Ancestral Body Noise is a project linking individuals working on their own process of ancestral technology, of embodied memory in performance practice, activism and cultural work. Explorations of how culture, inheritance, archival of rituals in the body continues to transform itself over time, while developing articulations of transformations through movement, gesture and sound. It continues to open the process to the public, inviting individuals, negotiating concepts of home, and the (re)construction of ritual for radical empathy in their political and psycho-spiritual practice. Gugulethu ‘Dumama’ Duma exploring the role of ritual in performance art takes poetry, movement and sounds as tools of social transformation and healing to migrant communities. 

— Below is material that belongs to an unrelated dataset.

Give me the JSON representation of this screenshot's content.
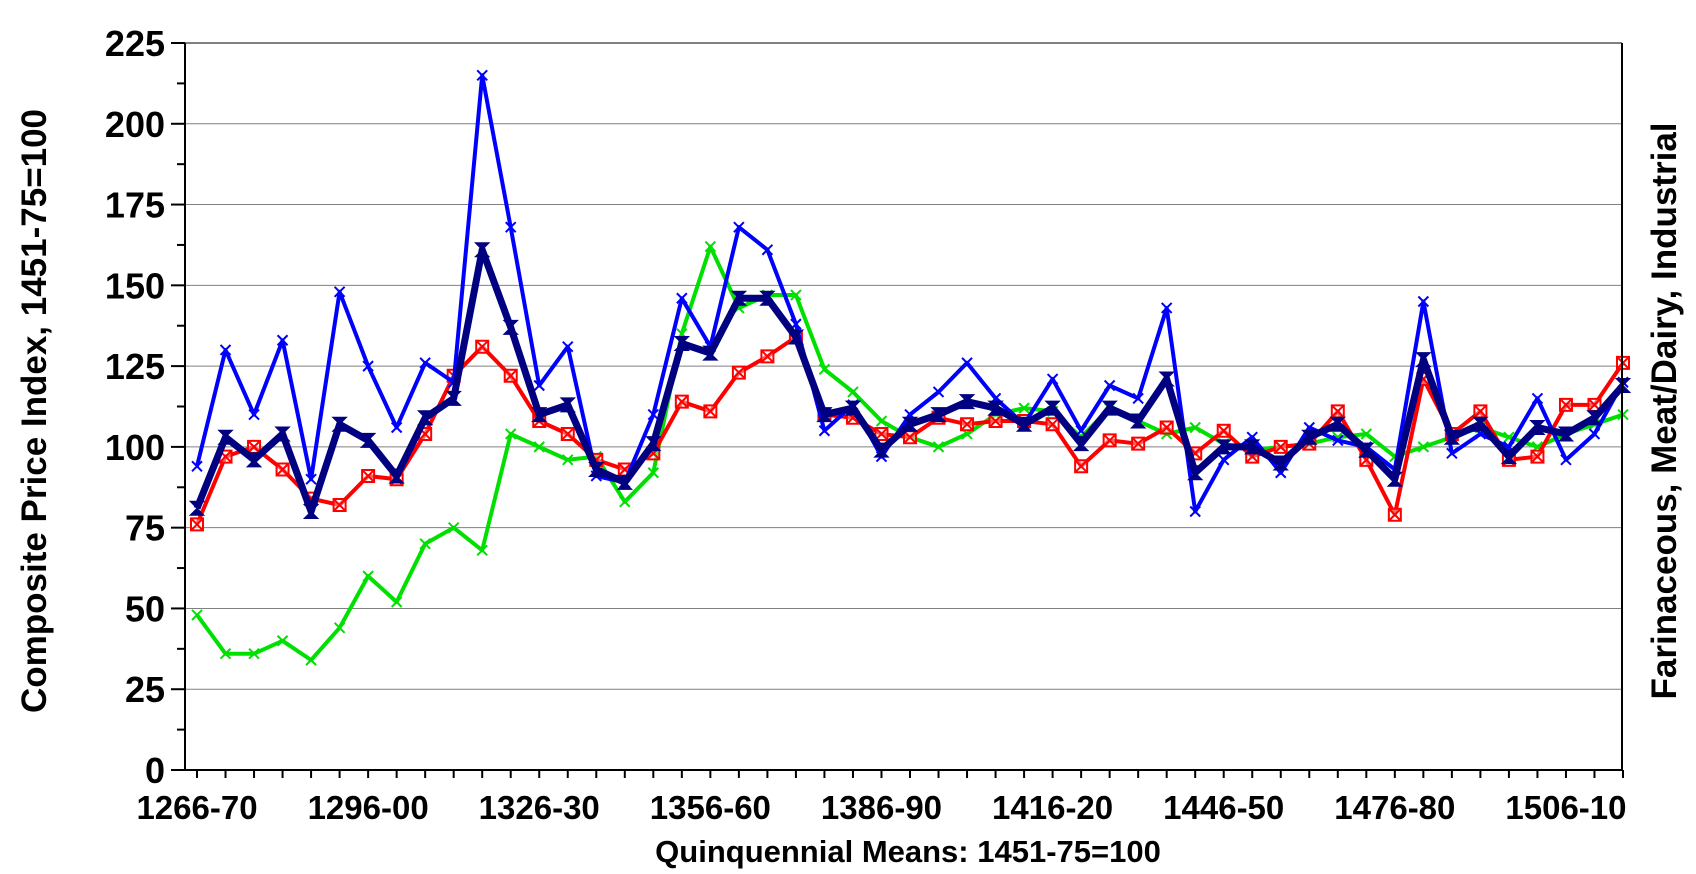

Mirage is a durational video work by performance artist Avril Stormy Unger based on the redefinition of self and identity, through the journey of unpacking internalized societal expectations.

Nane Kahle guides participants through ancient Egyptian practice of  “Tjef Sema Paut Neteru” retracing the memories inscribed in bodies and the way they carry different historicities, identities and affiliations.

The Geography of Hate by Artist-Activist Sujatro Ghosh questions hate as a tool for systematic violence and authorisation through performative collaborations. 

The Mirage, is a performance intervention by Avril Stormy Unger, highlighting structural inequalities in accessing basic necessities such as healthcare and clean water in India.

DCADV: Exocé Kasongo explores different narratives of the continent Africa with the aim of opening up multiple perspectives for young Afro-Diasporic people through experimental storytelling and performance interventions.

Ascension is a durational performance project curated by Dr. Maiada Aboud about gender, femininity and menstruation aimed at building a community debate around taboos and forbidden corners of the female body.

Who will we be when you stop telling us? A loved one dies. How do his next of kin - partner and son - experience and process the time of dying, of mourning? Cornelia and Kerim Becker present their questions and sought answers in artistic, lyrical, and musical language.